Regardless of whether or not been it's alloyed, lead has a very low vapour pressure, even at the operating temperature of a soldering iron.
(, Mon 19 Jul 2010, 23:46, closed)
Solder
Solder comes with flux in it, which used to be rosin based... smells nice-ish but turns to acid in your lungs - and that's what's making you sneeze. There's no lead vapour.

Ditch it and get some fresh solder with a modern flux and you'll be fine. (Don't care what they say about lead-free being more eco-friendly, it's still crap, tin/lead is what you want!)
(, Tue 20 Jul 2010, 19:38, closed)
You only needed to post your status.
"jim_bob now with added kittens!"
(, Mon 19 Jul 2010, 16:29, closed)
Arf
I'd forgotten about that.
(, Mon 19 Jul 2010, 16:29, closed)
So long as
You're not mincing down Canal Street in a short dress and heels, then you're getting it more right than I did the other weekend ;)

ninj edit: bloody good laugh though :)
(, Mon 19 Jul 2010, 16:53, closed)
Hammers...
As long as you have a range of different sized Hammers in your toolbox, you can still claim the MAN title. (The skill comes in knowing WHICH hammer to use to make those fine adjustments to the TV....)
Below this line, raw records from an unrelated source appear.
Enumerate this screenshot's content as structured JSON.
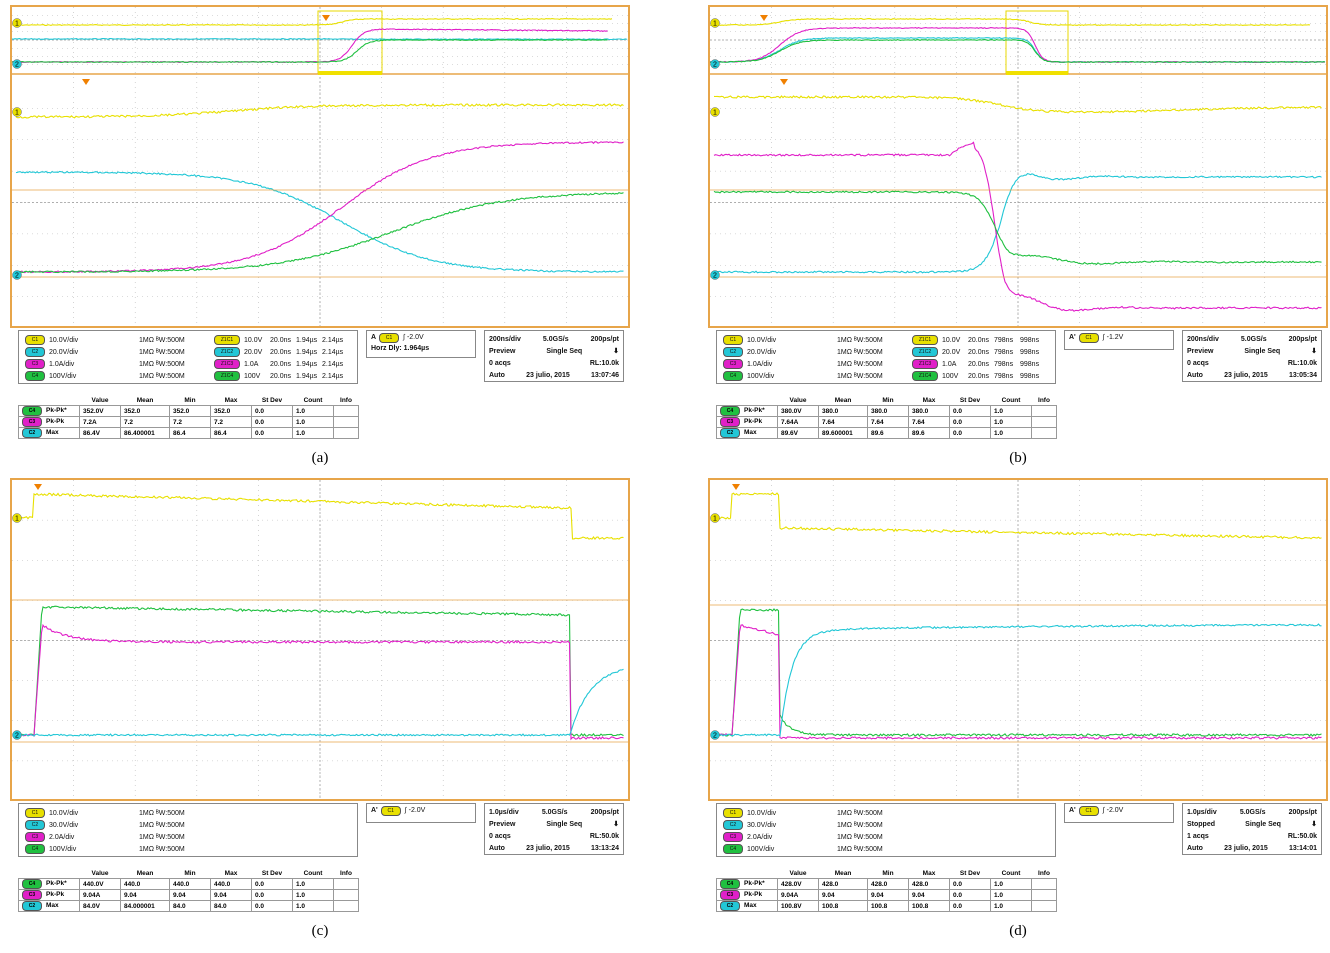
{
  "colors": {
    "ch1": "#e8e000",
    "ch2": "#22c7d6",
    "ch3": "#e020c8",
    "ch4": "#20c040",
    "grid": "#b8b8b8",
    "frame": "#e7a54a"
  },
  "panels": [
    {
      "id": "a",
      "caption": "(a)",
      "channels": [
        {
          "badge": "C1",
          "scale": "10.0V/div",
          "imp": "1MΩ ᴮW:500M",
          "zbadge": "Z1C1",
          "zscale": "10.0V",
          "t1": "20.0ns",
          "t2": "1.94µs",
          "t3": "2.14µs"
        },
        {
          "badge": "C2",
          "scale": "20.0V/div",
          "imp": "1MΩ ᴮW:500M",
          "zbadge": "Z1C2",
          "zscale": "20.0V",
          "t1": "20.0ns",
          "t2": "1.94µs",
          "t3": "2.14µs"
        },
        {
          "badge": "C3",
          "scale": "1.0A/div",
          "imp": "1MΩ ᴮW:500M",
          "zbadge": "Z1C3",
          "zscale": "1.0A",
          "t1": "20.0ns",
          "t2": "1.94µs",
          "t3": "2.14µs"
        },
        {
          "badge": "C4",
          "scale": "100V/div",
          "imp": "1MΩ ᴮW:500M",
          "zbadge": "Z1C4",
          "zscale": "100V",
          "t1": "20.0ns",
          "t2": "1.94µs",
          "t3": "2.14µs"
        }
      ],
      "trigger": {
        "mode": "A",
        "src": "C1",
        "level": "-2.0V",
        "extra": "Horz Dly:  1.964µs"
      },
      "acq": {
        "timebase": "200ns/div",
        "rate": "5.0GS/s",
        "res": "200ps/pt",
        "state": "Preview",
        "seq": "Single Seq",
        "acqs": "0 acqs",
        "rl": "RL:10.0k",
        "auto": "Auto",
        "date": "23 julio, 2015",
        "time": "13:07:46"
      },
      "meas": {
        "headers": [
          "Value",
          "Mean",
          "Min",
          "Max",
          "St Dev",
          "Count",
          "Info"
        ],
        "rows": [
          {
            "badge": "C4",
            "name": "Pk-Pk*",
            "cells": [
              "352.0V",
              "352.0",
              "352.0",
              "352.0",
              "0.0",
              "1.0",
              ""
            ]
          },
          {
            "badge": "C3",
            "name": "Pk-Pk",
            "cells": [
              "7.2A",
              "7.2",
              "7.2",
              "7.2",
              "0.0",
              "1.0",
              ""
            ]
          },
          {
            "badge": "C2",
            "name": "Max",
            "cells": [
              "86.4V",
              "86.400001",
              "86.4",
              "86.4",
              "0.0",
              "1.0",
              ""
            ]
          }
        ]
      }
    },
    {
      "id": "b",
      "caption": "(b)",
      "channels": [
        {
          "badge": "C1",
          "scale": "10.0V/div",
          "imp": "1MΩ ᴮW:500M",
          "zbadge": "Z1C1",
          "zscale": "10.0V",
          "t1": "20.0ns",
          "t2": "798ns",
          "t3": "998ns"
        },
        {
          "badge": "C2",
          "scale": "20.0V/div",
          "imp": "1MΩ ᴮW:500M",
          "zbadge": "Z1C2",
          "zscale": "20.0V",
          "t1": "20.0ns",
          "t2": "798ns",
          "t3": "998ns"
        },
        {
          "badge": "C3",
          "scale": "1.0A/div",
          "imp": "1MΩ ᴮW:500M",
          "zbadge": "Z1C3",
          "zscale": "1.0A",
          "t1": "20.0ns",
          "t2": "798ns",
          "t3": "998ns"
        },
        {
          "badge": "C4",
          "scale": "100V/div",
          "imp": "1MΩ ᴮW:500M",
          "zbadge": "Z1C4",
          "zscale": "100V",
          "t1": "20.0ns",
          "t2": "798ns",
          "t3": "998ns"
        }
      ],
      "trigger": {
        "mode": "A'",
        "src": "C1",
        "level": "-1.2V",
        "extra": ""
      },
      "acq": {
        "timebase": "200ns/div",
        "rate": "5.0GS/s",
        "res": "200ps/pt",
        "state": "Preview",
        "seq": "Single Seq",
        "acqs": "0 acqs",
        "rl": "RL:10.0k",
        "auto": "Auto",
        "date": "23 julio, 2015",
        "time": "13:05:34"
      },
      "meas": {
        "headers": [
          "Value",
          "Mean",
          "Min",
          "Max",
          "St Dev",
          "Count",
          "Info"
        ],
        "rows": [
          {
            "badge": "C4",
            "name": "Pk-Pk*",
            "cells": [
              "380.0V",
              "380.0",
              "380.0",
              "380.0",
              "0.0",
              "1.0",
              ""
            ]
          },
          {
            "badge": "C3",
            "name": "Pk-Pk",
            "cells": [
              "7.64A",
              "7.64",
              "7.64",
              "7.64",
              "0.0",
              "1.0",
              ""
            ]
          },
          {
            "badge": "C2",
            "name": "Max",
            "cells": [
              "89.6V",
              "89.600001",
              "89.6",
              "89.6",
              "0.0",
              "1.0",
              ""
            ]
          }
        ]
      }
    },
    {
      "id": "c",
      "caption": "(c)",
      "channels": [
        {
          "badge": "C1",
          "scale": "10.0V/div",
          "imp": "1MΩ ᴮW:500M"
        },
        {
          "badge": "C2",
          "scale": "30.0V/div",
          "imp": "1MΩ ᴮW:500M"
        },
        {
          "badge": "C3",
          "scale": "2.0A/div",
          "imp": "1MΩ ᴮW:500M"
        },
        {
          "badge": "C4",
          "scale": "100V/div",
          "imp": "1MΩ ᴮW:500M"
        }
      ],
      "trigger": {
        "mode": "A'",
        "src": "C1",
        "level": "-2.0V",
        "extra": ""
      },
      "acq": {
        "timebase": "1.0µs/div",
        "rate": "5.0GS/s",
        "res": "200ps/pt",
        "state": "Preview",
        "seq": "Single Seq",
        "acqs": "0 acqs",
        "rl": "RL:50.0k",
        "auto": "Auto",
        "date": "23 julio, 2015",
        "time": "13:13:24"
      },
      "meas": {
        "headers": [
          "Value",
          "Mean",
          "Min",
          "Max",
          "St Dev",
          "Count",
          "Info"
        ],
        "rows": [
          {
            "badge": "C4",
            "name": "Pk-Pk*",
            "cells": [
              "440.0V",
              "440.0",
              "440.0",
              "440.0",
              "0.0",
              "1.0",
              ""
            ]
          },
          {
            "badge": "C3",
            "name": "Pk-Pk",
            "cells": [
              "9.04A",
              "9.04",
              "9.04",
              "9.04",
              "0.0",
              "1.0",
              ""
            ]
          },
          {
            "badge": "C2",
            "name": "Max",
            "cells": [
              "84.0V",
              "84.000001",
              "84.0",
              "84.0",
              "0.0",
              "1.0",
              ""
            ]
          }
        ]
      }
    },
    {
      "id": "d",
      "caption": "(d)",
      "channels": [
        {
          "badge": "C1",
          "scale": "10.0V/div",
          "imp": "1MΩ ᴮW:500M"
        },
        {
          "badge": "C2",
          "scale": "30.0V/div",
          "imp": "1MΩ ᴮW:500M"
        },
        {
          "badge": "C3",
          "scale": "2.0A/div",
          "imp": "1MΩ ᴮW:500M"
        },
        {
          "badge": "C4",
          "scale": "100V/div",
          "imp": "1MΩ ᴮW:500M"
        }
      ],
      "trigger": {
        "mode": "A'",
        "src": "C1",
        "level": "-2.0V",
        "extra": ""
      },
      "acq": {
        "timebase": "1.0µs/div",
        "rate": "5.0GS/s",
        "res": "200ps/pt",
        "state": "Stopped",
        "seq": "Single Seq",
        "acqs": "1 acqs",
        "rl": "RL:50.0k",
        "auto": "Auto",
        "date": "23 julio, 2015",
        "time": "13:14:01"
      },
      "meas": {
        "headers": [
          "Value",
          "Mean",
          "Min",
          "Max",
          "St Dev",
          "Count",
          "Info"
        ],
        "rows": [
          {
            "badge": "C4",
            "name": "Pk-Pk*",
            "cells": [
              "428.0V",
              "428.0",
              "428.0",
              "428.0",
              "0.0",
              "1.0",
              ""
            ]
          },
          {
            "badge": "C3",
            "name": "Pk-Pk",
            "cells": [
              "9.04A",
              "9.04",
              "9.04",
              "9.04",
              "0.0",
              "1.0",
              ""
            ]
          },
          {
            "badge": "C2",
            "name": "Max",
            "cells": [
              "100.8V",
              "100.8",
              "100.8",
              "100.8",
              "0.0",
              "1.0",
              ""
            ]
          }
        ]
      }
    }
  ],
  "chart_data": [
    {
      "type": "line",
      "panel": "a",
      "grid": "on",
      "xdivs": 10,
      "ydivs": 8,
      "series": []
    },
    {
      "type": "line",
      "panel": "b",
      "grid": "on",
      "xdivs": 10,
      "ydivs": 8,
      "series": []
    },
    {
      "type": "line",
      "panel": "c",
      "grid": "on",
      "xdivs": 10,
      "ydivs": 8,
      "series": []
    },
    {
      "type": "line",
      "panel": "d",
      "grid": "on",
      "xdivs": 10,
      "ydivs": 8,
      "series": []
    }
  ]
}
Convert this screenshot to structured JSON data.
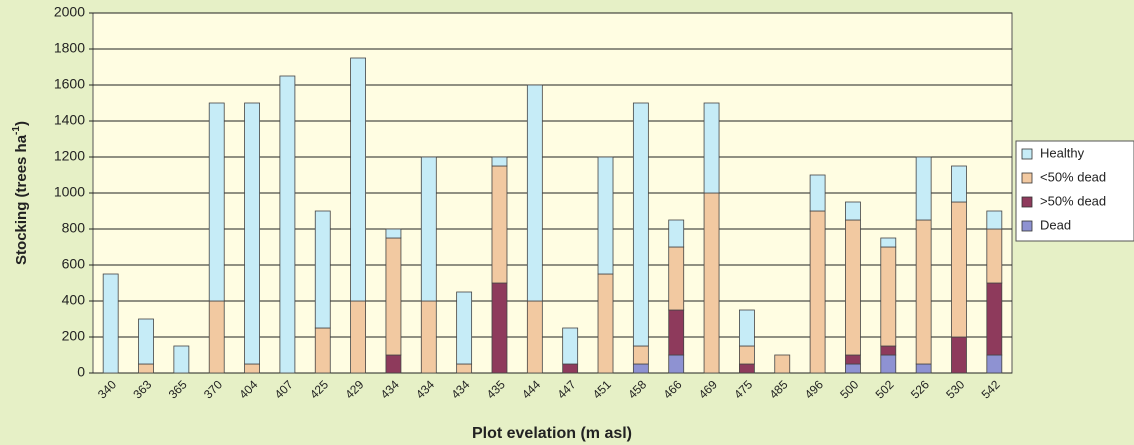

(, Mon 19 Jul 2010, 18:18, closed)
The dreaded vapour
Is probably just the smoke from the flux that is likely to be integrated into the solder.Keep forging onwards bloke.
(, Tue 20 Jul 2010, 2:17, closed)
Once overheard, a LONG time ago
"A man's not a MAN wi'out a shed."
(, Tue 20 Jul 2010, 12:26, closed)
What?
Even if the shed is full of knitting patterns and flower-arranging supplies?
(, Tue 20 Jul 2010, 12:34, closed)
That means he is a man
But a man who plays for the other team.